Just how can we engage today’s employers to truly secure the future of science, technology, engineering and maths (the STEM acronym we hear so much about now) in the UK? This was the main question on everyone’s lips at the recent launch of a new report: Mind the Gap: Engaging employers to secure the future of STEM in higher education, held in conjunction with the University Alliance, in the House of Commons this week.
With guest speakers including University Alliance Chief Executive Maddalaine Ansell, HEFCE‘s Policy Director Chris Willward, Lincoln University‘s Vice-Chancellor Professor Mary Stuart and Director of iFormulate Dr Ian Bullock, the topic was tackled with a range of opinions as to how we overcome the issue of boosting the STEM subjects even further in our higher education institutions, to ensure we have a workforce truly prepared for the 21st century challenges to come.
The launch, held in the Stranger’s Dining Room at the House of Commons, and hosted by Dr Roberta Blackman Woods MP, was timely, according to Maddalaine Ansell. Opening the addresses, she talked about the skills gap which still: ‘Continues to have a serious impact on our economy. Progress in the deep collaboration we need between our universities and industrialists has been slow, which means productivity has not risen as it should.’
Dr Bullock from iFormulate then stepped up to offer some helpful advice for higher education bodies to boost these partnerships for the future.
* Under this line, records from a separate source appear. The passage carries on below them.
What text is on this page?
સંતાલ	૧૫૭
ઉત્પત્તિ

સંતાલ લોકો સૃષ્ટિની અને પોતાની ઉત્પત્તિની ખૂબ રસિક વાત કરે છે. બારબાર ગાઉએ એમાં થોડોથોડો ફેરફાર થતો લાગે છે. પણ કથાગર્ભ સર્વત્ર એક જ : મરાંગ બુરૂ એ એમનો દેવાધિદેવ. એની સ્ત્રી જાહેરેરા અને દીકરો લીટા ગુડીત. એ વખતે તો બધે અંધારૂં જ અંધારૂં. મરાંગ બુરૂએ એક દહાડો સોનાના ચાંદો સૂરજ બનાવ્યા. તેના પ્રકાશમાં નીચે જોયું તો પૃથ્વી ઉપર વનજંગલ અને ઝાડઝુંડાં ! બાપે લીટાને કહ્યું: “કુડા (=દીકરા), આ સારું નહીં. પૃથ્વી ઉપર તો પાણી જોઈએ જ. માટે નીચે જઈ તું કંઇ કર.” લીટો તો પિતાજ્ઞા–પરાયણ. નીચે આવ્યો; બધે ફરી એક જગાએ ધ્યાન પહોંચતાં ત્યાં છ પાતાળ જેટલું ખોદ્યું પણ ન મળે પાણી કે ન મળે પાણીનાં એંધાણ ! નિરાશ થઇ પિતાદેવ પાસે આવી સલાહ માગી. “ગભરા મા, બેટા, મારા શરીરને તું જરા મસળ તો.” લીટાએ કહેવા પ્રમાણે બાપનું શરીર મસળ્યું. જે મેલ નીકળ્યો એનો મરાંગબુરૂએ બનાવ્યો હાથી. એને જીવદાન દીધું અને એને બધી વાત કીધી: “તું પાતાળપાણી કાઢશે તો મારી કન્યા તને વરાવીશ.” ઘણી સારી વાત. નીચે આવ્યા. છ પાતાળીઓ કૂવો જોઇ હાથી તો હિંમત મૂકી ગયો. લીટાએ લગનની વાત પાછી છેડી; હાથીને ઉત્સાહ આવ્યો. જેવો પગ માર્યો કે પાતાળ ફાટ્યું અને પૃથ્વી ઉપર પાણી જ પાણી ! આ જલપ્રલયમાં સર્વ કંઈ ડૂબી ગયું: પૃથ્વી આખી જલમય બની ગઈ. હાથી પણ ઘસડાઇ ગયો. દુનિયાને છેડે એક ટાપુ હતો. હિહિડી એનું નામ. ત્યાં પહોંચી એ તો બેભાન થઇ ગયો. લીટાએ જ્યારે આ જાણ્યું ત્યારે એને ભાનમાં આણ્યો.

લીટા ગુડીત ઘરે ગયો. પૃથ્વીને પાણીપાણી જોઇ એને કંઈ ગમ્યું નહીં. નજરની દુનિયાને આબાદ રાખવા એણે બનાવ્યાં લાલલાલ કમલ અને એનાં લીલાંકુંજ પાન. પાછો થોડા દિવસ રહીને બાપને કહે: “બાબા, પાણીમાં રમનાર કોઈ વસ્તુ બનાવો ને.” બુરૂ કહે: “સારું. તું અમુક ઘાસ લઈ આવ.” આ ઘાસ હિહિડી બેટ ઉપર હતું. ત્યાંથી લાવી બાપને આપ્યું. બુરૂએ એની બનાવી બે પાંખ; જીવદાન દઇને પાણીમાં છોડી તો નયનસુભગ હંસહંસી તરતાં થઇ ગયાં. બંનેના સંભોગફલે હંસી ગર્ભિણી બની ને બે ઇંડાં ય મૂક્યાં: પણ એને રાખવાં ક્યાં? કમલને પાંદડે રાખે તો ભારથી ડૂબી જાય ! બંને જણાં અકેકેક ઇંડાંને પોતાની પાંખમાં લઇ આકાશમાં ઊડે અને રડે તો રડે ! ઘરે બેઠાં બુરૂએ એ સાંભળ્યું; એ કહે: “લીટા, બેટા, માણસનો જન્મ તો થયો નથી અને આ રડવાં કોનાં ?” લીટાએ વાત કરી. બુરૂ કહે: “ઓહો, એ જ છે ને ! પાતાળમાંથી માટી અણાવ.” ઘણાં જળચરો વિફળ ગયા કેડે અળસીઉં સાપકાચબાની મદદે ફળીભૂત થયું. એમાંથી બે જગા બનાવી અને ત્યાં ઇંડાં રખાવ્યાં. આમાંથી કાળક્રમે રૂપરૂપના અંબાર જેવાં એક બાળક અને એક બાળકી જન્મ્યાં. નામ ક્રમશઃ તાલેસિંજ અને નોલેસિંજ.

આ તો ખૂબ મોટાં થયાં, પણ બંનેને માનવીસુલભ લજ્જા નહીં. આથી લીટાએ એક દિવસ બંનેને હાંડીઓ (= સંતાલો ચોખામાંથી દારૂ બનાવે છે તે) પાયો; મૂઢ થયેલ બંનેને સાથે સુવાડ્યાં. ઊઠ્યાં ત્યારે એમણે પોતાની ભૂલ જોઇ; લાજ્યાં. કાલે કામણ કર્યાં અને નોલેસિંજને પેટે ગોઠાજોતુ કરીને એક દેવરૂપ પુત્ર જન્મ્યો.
He urged universities to consult and listen harder, and work with a group of local businesses who could go on to champion their new STEM study programmes.
‘You need to be flexible too, as employers may require a variety of options, as well as seeking collaborations with like-minded partners at different institutions,’ he urged. ‘Industrialists like to be flattered and involved in teaching programmes, especially those which are sustainable with a long-term vision.’
We were also addressed by Professor Mary Stewart, Vice-Chancellor at Lincoln University, who joint-authored the report and is seeing a fundamental need for institutions to work with industry in a regional way. She also praised the Higher Education Funding Council (HEFCE) for its role in funding the report and supporting this kind of STEM-related research and development for the future.
Dr Blackman MP then really summed up the importance of STEM for future generations of employees, questioning how we now manage employee engagement and the huge issue for government as to how this activity will be funded and supported in the future, especially in light of further devolution on the Conservative government’s agenda. ‘We need to be in this for the long-term and protect the structures which are in place to enable this. What this report shows clearly is the importance of action on a regional level and this must be supported,” she ended.